I had planned to tease out some thoughts I have about misogyny being at the root cause of violence against trans, genderqueer, and gender-nonconforming folks. That is, people who upset the gender binary in their gender expression and presentation are especially threatening because they challenge the ways a “man” or a “woman” is supposed to dress/act/look/have sex, etc. Without these clear demarcations, how does male hegemony hold on to its power? I think this is what lies at the root of bullying of children who are perceived as gay. I had started to articulate some of these thoughts in the comments section of Jasbir Puar’s excellent critique of the It Gets Better Campaign, and I wanted to explore a bit further here, but my body defeats my brain today. I hope to pick this thread up again another time.

For now, in honor of the Transgender Day of Remembrance, I wanted to share a video I love of Marsha P Johnston, a transgender activist and performer who died in 1992. Her death was ruled by the police as suicide, but many people think she was murdered.

I wrote a poem that included an excerpt from this performance, which Kate Bornstein and S. Bear Bergman kindly included in their anthology Gender Outlaws : The Next Generation. I recently finished reading it, and I really appreciated the range of voices, positions (!), and politics (not to mention a variety of genres, including some great graphic arts/comix pieces) that Bornstein and Bergman include.
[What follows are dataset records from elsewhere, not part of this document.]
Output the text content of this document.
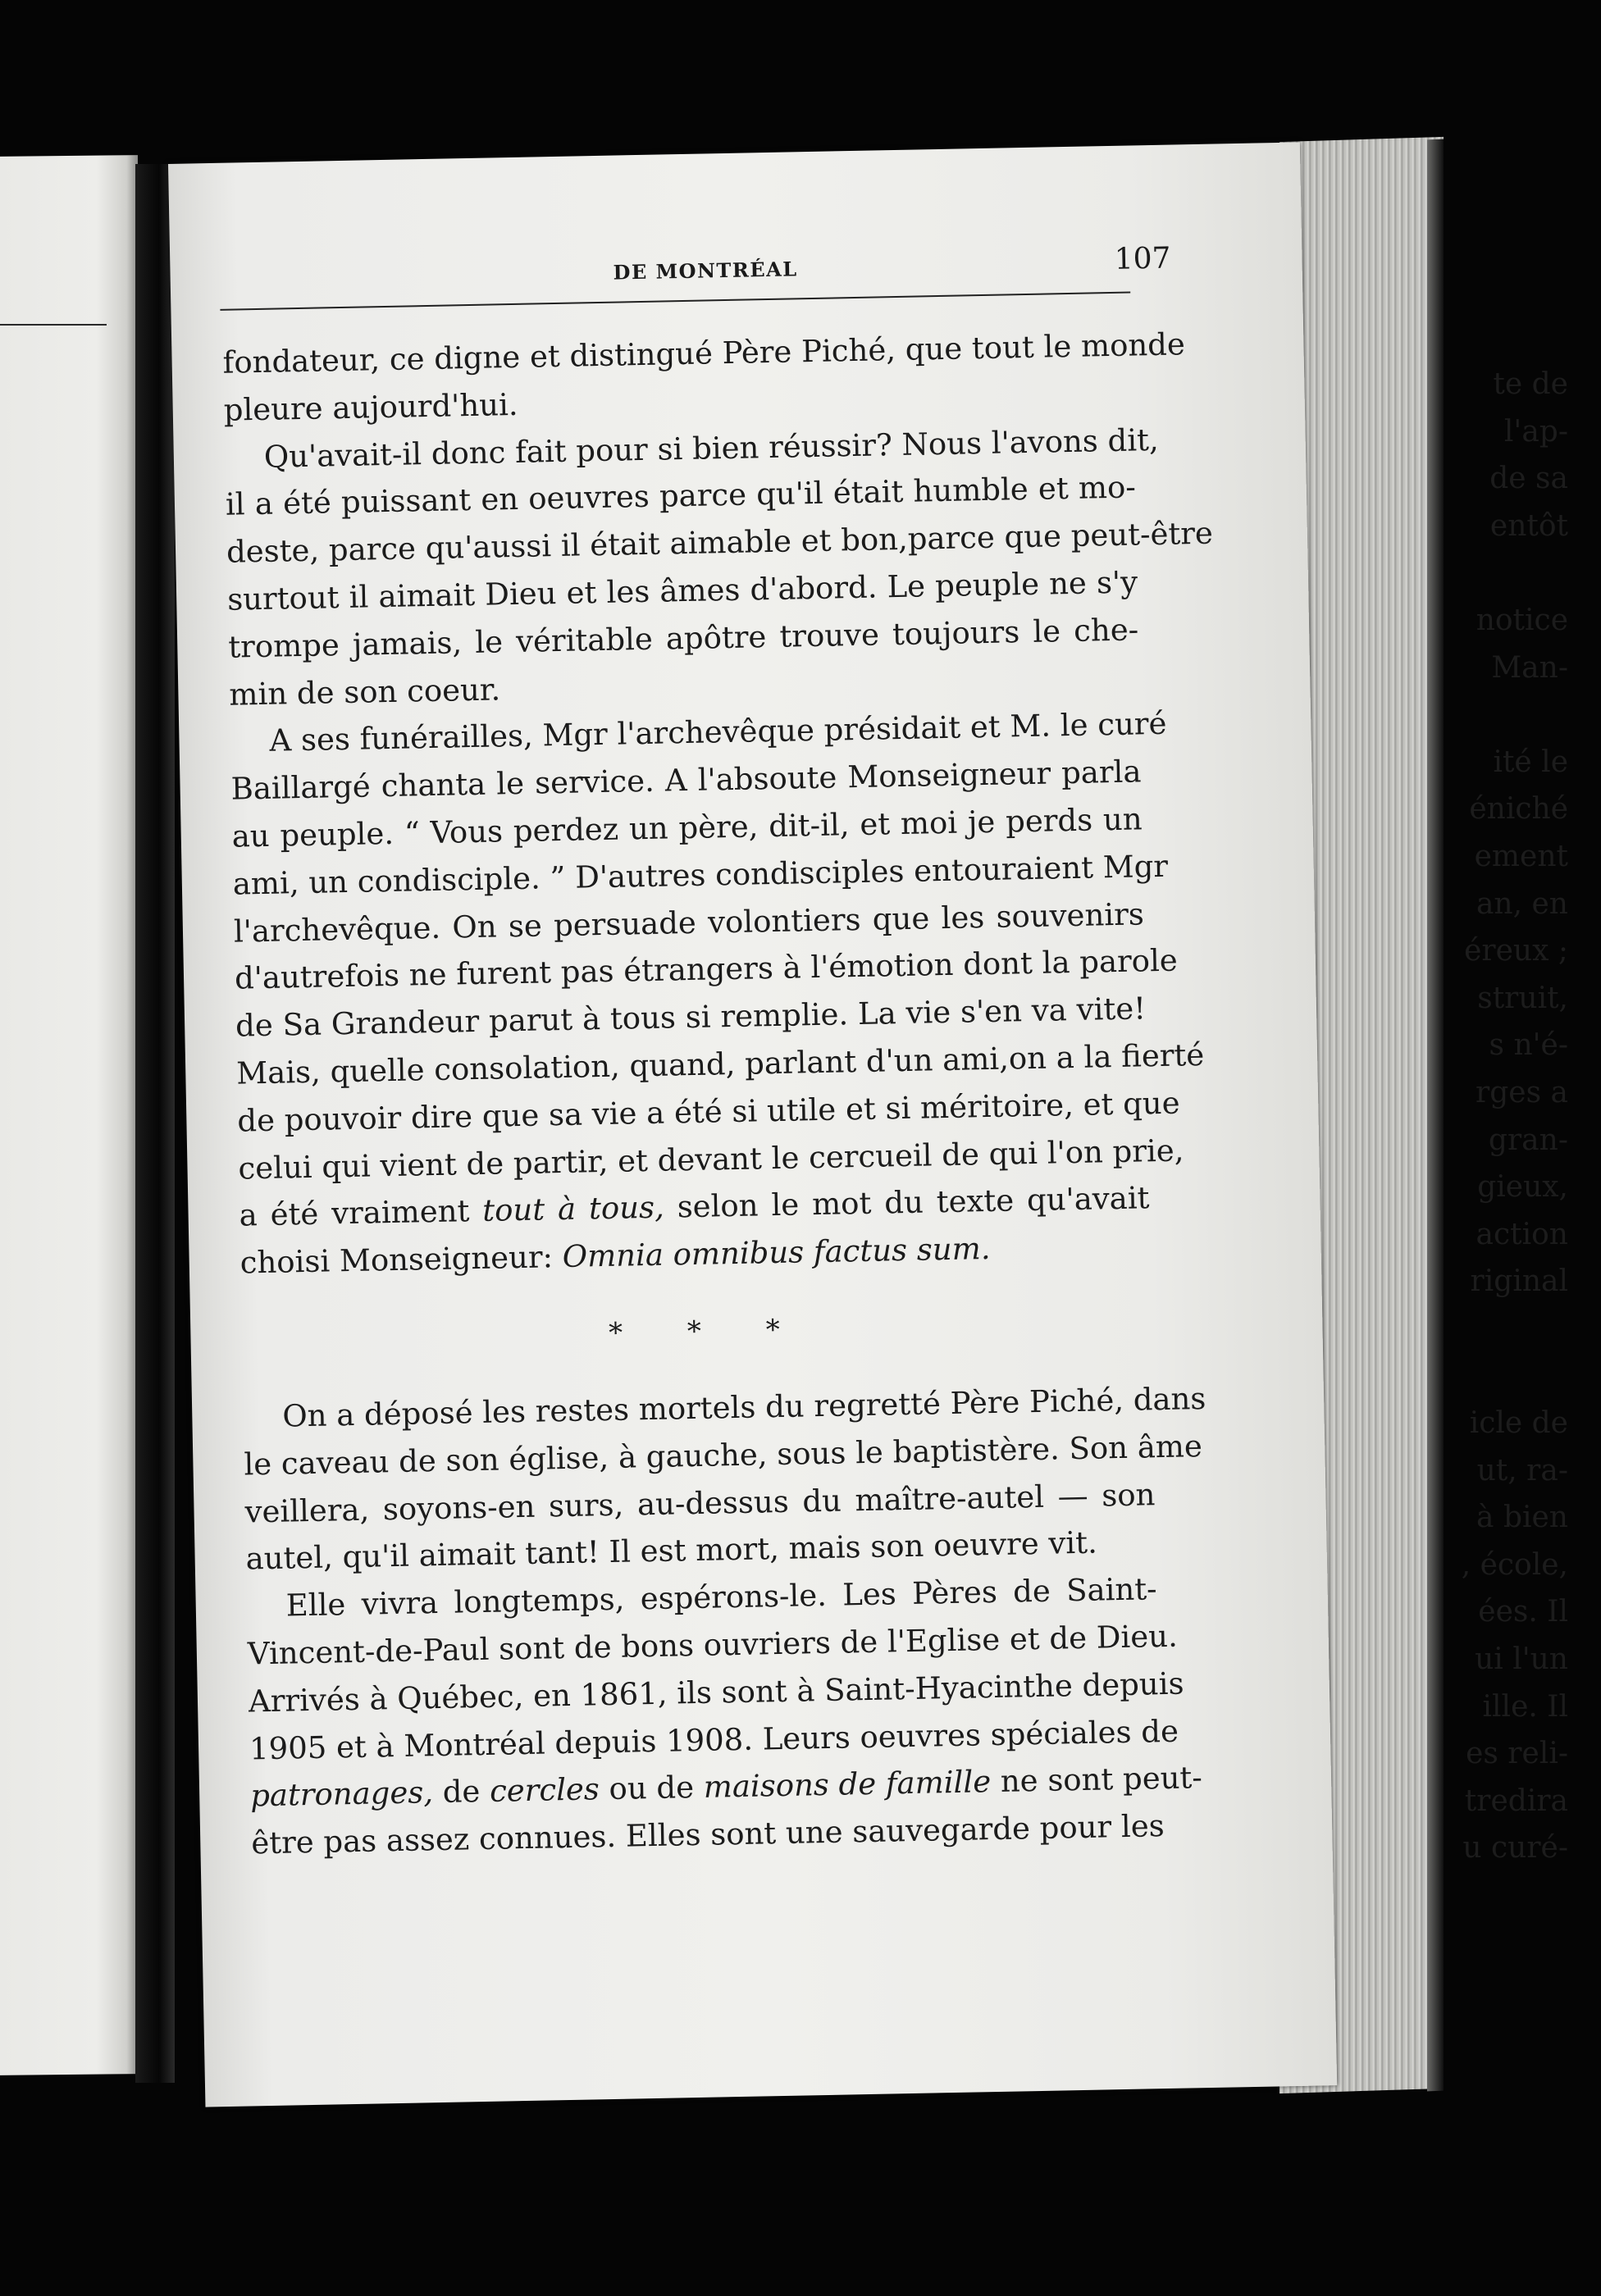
te de
l'ap-
de sa
entôt
notice
Man-
ité le
éniché
ement
an, en
éreux ;
struit,
s n'é-
rges a
gran-
gieux,
action
riginal
icle de
ut, ra-
à bien
, école,
ées. Il
ui l'un
ille. Il
es reli-
tredira
u curé-
DE MONTRÉAL	107
fondateur, ce digne et distingué Père Piché, que tout le monde
pleure aujourd'hui.
Qu'avait-il donc fait pour si bien réussir? Nous l'avons dit,
il a été puissant en oeuvres parce qu'il était humble et mo-
deste, parce qu'aussi il était aimable et bon,parce que peut-être
surtout il aimait Dieu et les âmes d'abord. Le peuple ne s'y
trompe jamais, le véritable apôtre trouve toujours le che-
min de son coeur.
A ses funérailles, Mgr l'archevêque présidait et M. le curé
Baillargé chanta le service. A l'absoute Monseigneur parla
au peuple. “ Vous perdez un père, dit-il, et moi je perds un
ami, un condisciple. ” D'autres condisciples entouraient Mgr
l'archevêque. On se persuade volontiers que les souvenirs
d'autrefois ne furent pas étrangers à l'émotion dont la parole
de Sa Grandeur parut à tous si remplie. La vie s'en va vite!
Mais, quelle consolation, quand, parlant d'un ami,on a la fierté
de pouvoir dire que sa vie a été si utile et si méritoire, et que
celui qui vient de partir, et devant le cercueil de qui l'on prie,
a été vraiment tout à tous, selon le mot du texte qu'avait
choisi Monseigneur: Omnia omnibus factus sum.
* * *
On a déposé les restes mortels du regretté Père Piché, dans
le caveau de son église, à gauche, sous le baptistère. Son âme
veillera, soyons-en surs, au-dessus du maître-autel — son
autel, qu'il aimait tant! Il est mort, mais son oeuvre vit.
Elle vivra longtemps, espérons-le. Les Pères de Saint-
Vincent-de-Paul sont de bons ouvriers de l'Eglise et de Dieu.
Arrivés à Québec, en 1861, ils sont à Saint-Hyacinthe depuis
1905 et à Montréal depuis 1908. Leurs oeuvres spéciales de
patronages, de cercles ou de maisons de famille ne sont peut-
être pas assez connues. Elles sont une sauvegarde pour les
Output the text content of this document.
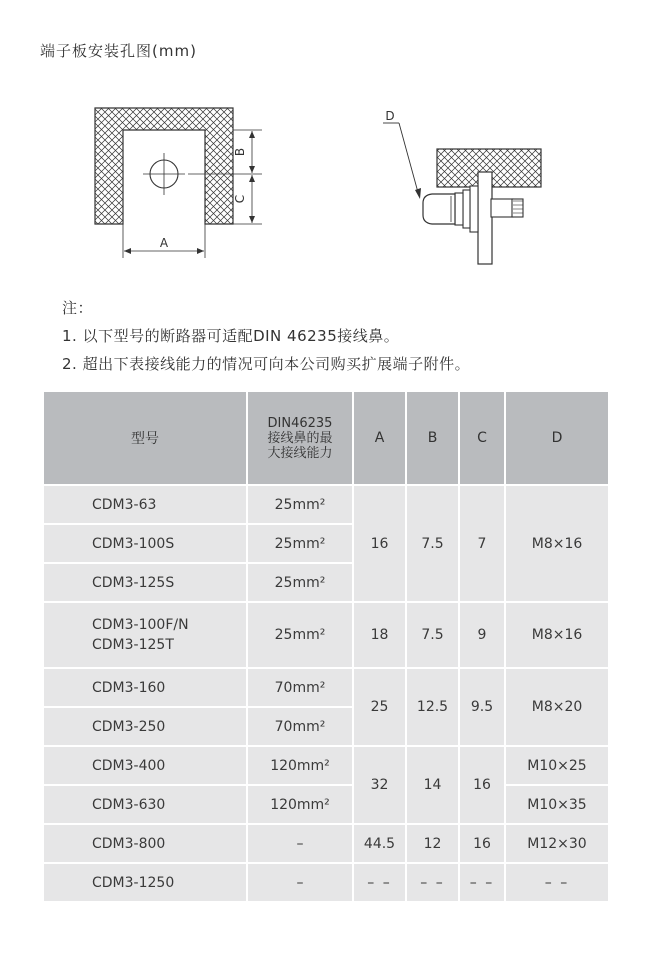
端子板安装孔图(mm)
A
B
C
D
注：
1. 以下型号的断路器可适配DIN 46235接线鼻。
2. 超出下表接线能力的情况可向本公司购买扩展端子附件。
型号	DIN46235
接线鼻的最
大接线能力	A	B	C	D
CDM3-63	25mm²	16	7.5	7	M8×16
CDM3-100S	25mm²				
CDM3-125S	25mm²				

CDM3-100F/N
CDM3-125T	25mm²	18	7.5	9	M8×16
CDM3-160	70mm²	25	12.5	9.5	M8×20
CDM3-250	70mm²				
CDM3-400	120mm²	32	14	16	M10×25
CDM3-630	120mm²				M10×35
CDM3-800	–	44.5	12	16	M12×30
CDM3-1250	–	– –	– –	– –	– –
I think it’s a useful snapshot of where transgender/genderqueer/gender noncomforming folks and their allies are at right now.

Some highlights for me included

  • Azadeh Arsanjani’s terse, powerful poem “Jihad” which ends with these fabulous lines “that on the glorious day when I come home / jihad / my bags will be full of meat and fruits / queer / we hunger together, and we will feast together.”
  • cory schmanke parrish’s charming and hilarious story, “the secret life of my wiener”
  • Mercedes Allen’s “Trans-ing Gender: The Surgical Option,” that is the best thing I’ve read so far that questions the assumption that transfolks need surgery to be legitimately trans (or legitimately a man or a woman if that’s how they identify)
  • Scott Turner Schofield’s succinct nonfiction essay “The Wrong Body,” in which he beautifully argues against the notion that he was born in the “wrong” body
  • Micha Cardena’s fascinating reflection on a performance art piece she performed, living 365 hours immersed in Second Life as a dragon, as she was also starting her hormone replacement therapy in “real” life: “I am Transreal: a reflection on/of Becoming Dragon,”
  • simon iris’s “make me a vessel for anomaly,” a lovely cross-genre piece that claims and makes space for a body/life that is both boy and girl and more.

I hope you pick up the book; it’s well worth the read.

Signing off now, in hopes of better body and mind sharpness next week.

2 thoughts on “Transgender Day of Remembrance

  1. Jay, Lots to say about the IGB campaign, and one is that it *does* deserve credit – I think it has made a difference for some people to have access to the stories have emerged from this viral campaign. (Is it an institution already? Maybe.) And indeed, it’s been heartening to see the smart critiques that have called out its problematic premise. The LGBT movement has existed in the space of tension between those who want to/have the ability be perceived as “just like straight people” and those who can’t/won’t. The marriage debate is part of this tension, and I think some of the issues brought up by the IGB campaign and ensuing internal critique is part of this dynamic. Anyway, thanks for your response and for reading. Hugs from across the country!

  2. Tamiko– This post led me down the rabbit hole of conversation around It Gets Better. What a set of arguments! I think any institution that’s as open to internal critique as is, by design, IGB, gets some credit, even if it repeats the same arguments about class mobility and blending that society as a whole makes. Anyway. Fascinating, headscratching, upsetting stuff. Thank you for this post.